Alito also reaffirms his position that there is no way to confirm what the outcome of gay marriage may be on the institution of traditional marriage and therefore the Court is and should not be in a position to take on the topic.
“At present, no one—including social scientists, philosophers, and historians—can predict with any certainty what the long-term ramifications of widespread acceptance of same-sex marriage will be. And judges are certainly not equipped to make such an assessment.”
Alito’s belief is also that traditional marriage has existed between a man and woman for one key reason: children. His argument is: For millennia, marriage was inextricably linked to the one thing that only an opposite-sex couple can do: procreate. Adherents to different schools of philosophy use different terms to explain why society should formalize marriage and attach special benefits and obligations to persons who marry. Their basic argument is that States formalize and promote marriage, unlike other fulfilling human relationships, in order to encourage potentially procreative conduct to take place within a lasting unit that has long been thought [and proven] to provide the best atmosphere for raising children.

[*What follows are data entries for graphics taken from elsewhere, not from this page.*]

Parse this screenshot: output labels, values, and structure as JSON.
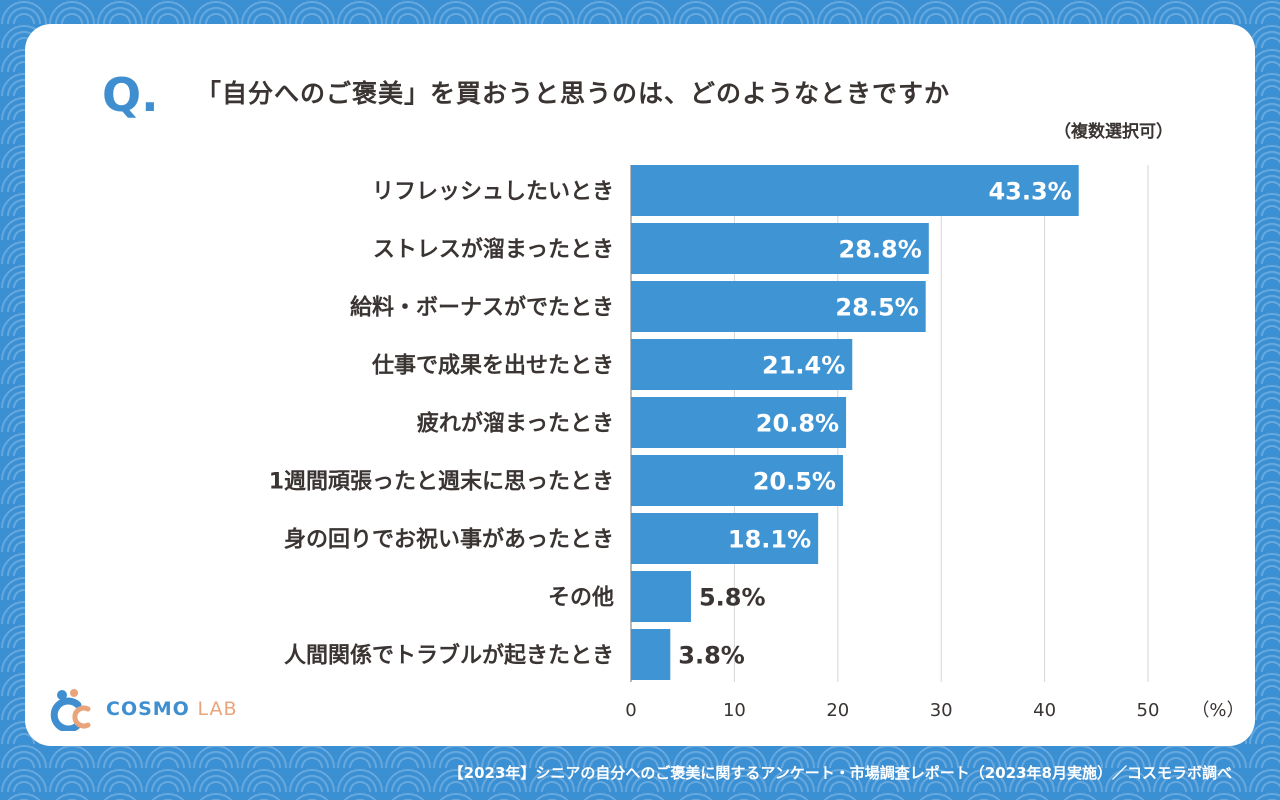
{
  "question": {
    "mark": "Q.",
    "title": "「自分へのご褒美」を買おうと思うのは、どのようなときですか",
    "note": "（複数選択可）"
  },
  "chart_data": {
    "type": "bar",
    "orientation": "horizontal",
    "categories": [
      "リフレッシュしたいとき",
      "ストレスが溜まったとき",
      "給料・ボーナスがでたとき",
      "仕事で成果を出せたとき",
      "疲れが溜まったとき",
      "1週間頑張ったと週末に思ったとき",
      "身の回りでお祝い事があったとき",
      "その他",
      "人間関係でトラブルが起きたとき"
    ],
    "values": [
      43.3,
      28.8,
      28.5,
      21.4,
      20.8,
      20.5,
      18.1,
      5.8,
      3.8
    ],
    "value_labels": [
      "43.3%",
      "28.8%",
      "28.5%",
      "21.4%",
      "20.8%",
      "20.5%",
      "18.1%",
      "5.8%",
      "3.8%"
    ],
    "xlim": [
      0,
      50
    ],
    "xticks": [
      "0",
      "10",
      "20",
      "30",
      "40",
      "50"
    ],
    "xunit": "（%）",
    "bar_color": "#3f94d4",
    "grid": true
  },
  "logo": {
    "main": "COSMO",
    "sub": "LAB"
  },
  "footer": "【2023年】シニアの自分へのご褒美に関するアンケート・市場調査レポート（2023年8月実施）／コスモラボ調べ"
}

Now that the majority has ruled in favor of gay marriage, Alito offers a stark warning about future conflict between religious liberty and progressive ideas.
“By imposing its own views on the entire country, the majority facilitates the marginalization of the many Americans who have traditional ideas. Recalling the harsh treatment of gays and lesbians in the past, some may think that turnabout is fair play. But if that sentiment prevails, the Nation will experience bitter and lasting wounds.”
Like his conservative colleagues, Alito worries that the Court is overstepping its power, making sweeping legal changes for every State in the country. He concludes on a warning.
“Even enthusiastic supporters of same-sex marriage should worry about the scope of the power that today’s majority claims. Today’s decision shows that decades of attempts to restrain this Court’s abuse of its authority have failed.”
Support for ‘gay marriage” is on the rise, especially among the younger generations who have been exposed longer and at younger ages than more mature and worldly generations. Every new survey shows greater tolerance and greater acceptance of the idea that homosexuality is a personally integral and relational truth that warrants equal rights.
With this support, we also see the rise of greater diversity in gay culture depicted by the media. Certainly the suburban gay parent is a fairly recent standard prototype in the collective consciousness that has gained traction from popular fiction and from real-life gay celebrity parents.
Still, the unexamined, knee-jerk support for and endorsement of the militant gay-rights agenda by the Democrat Party, specifically, the oxymoronic term – gay-marriage – in return, of course, for political support, is crass moral relativism and therefore a direct assault upon Judeo-Christian values that is putting the very core of our society – the nuclear family – at risk for temporal political advantage – a classic symptom of addictive behavior.
Absent from both of these cohorts is any semblance of understanding of the centrality of the issue of religious faith in our secular society. This, of course, is the byproduct of the contrived ignorance of Americans on issues that don’t correspond to the politically-correct PLDC template for America – contrived by the Democrat Party, the compliant press/media, an intellectually compromised academia, an irresponsible judiciary and a hedonistic entertainment industry.
This nation should not base fundamental social policy on issues that are declared crises by behavioral-addicts and accepted as crises by political-addicts or others with unacknowledged personality disorders, simply for political gain or because it makes them feel good.
Incidently, the same arguments (and cautions) can be made for the legal status and public funding of abortions.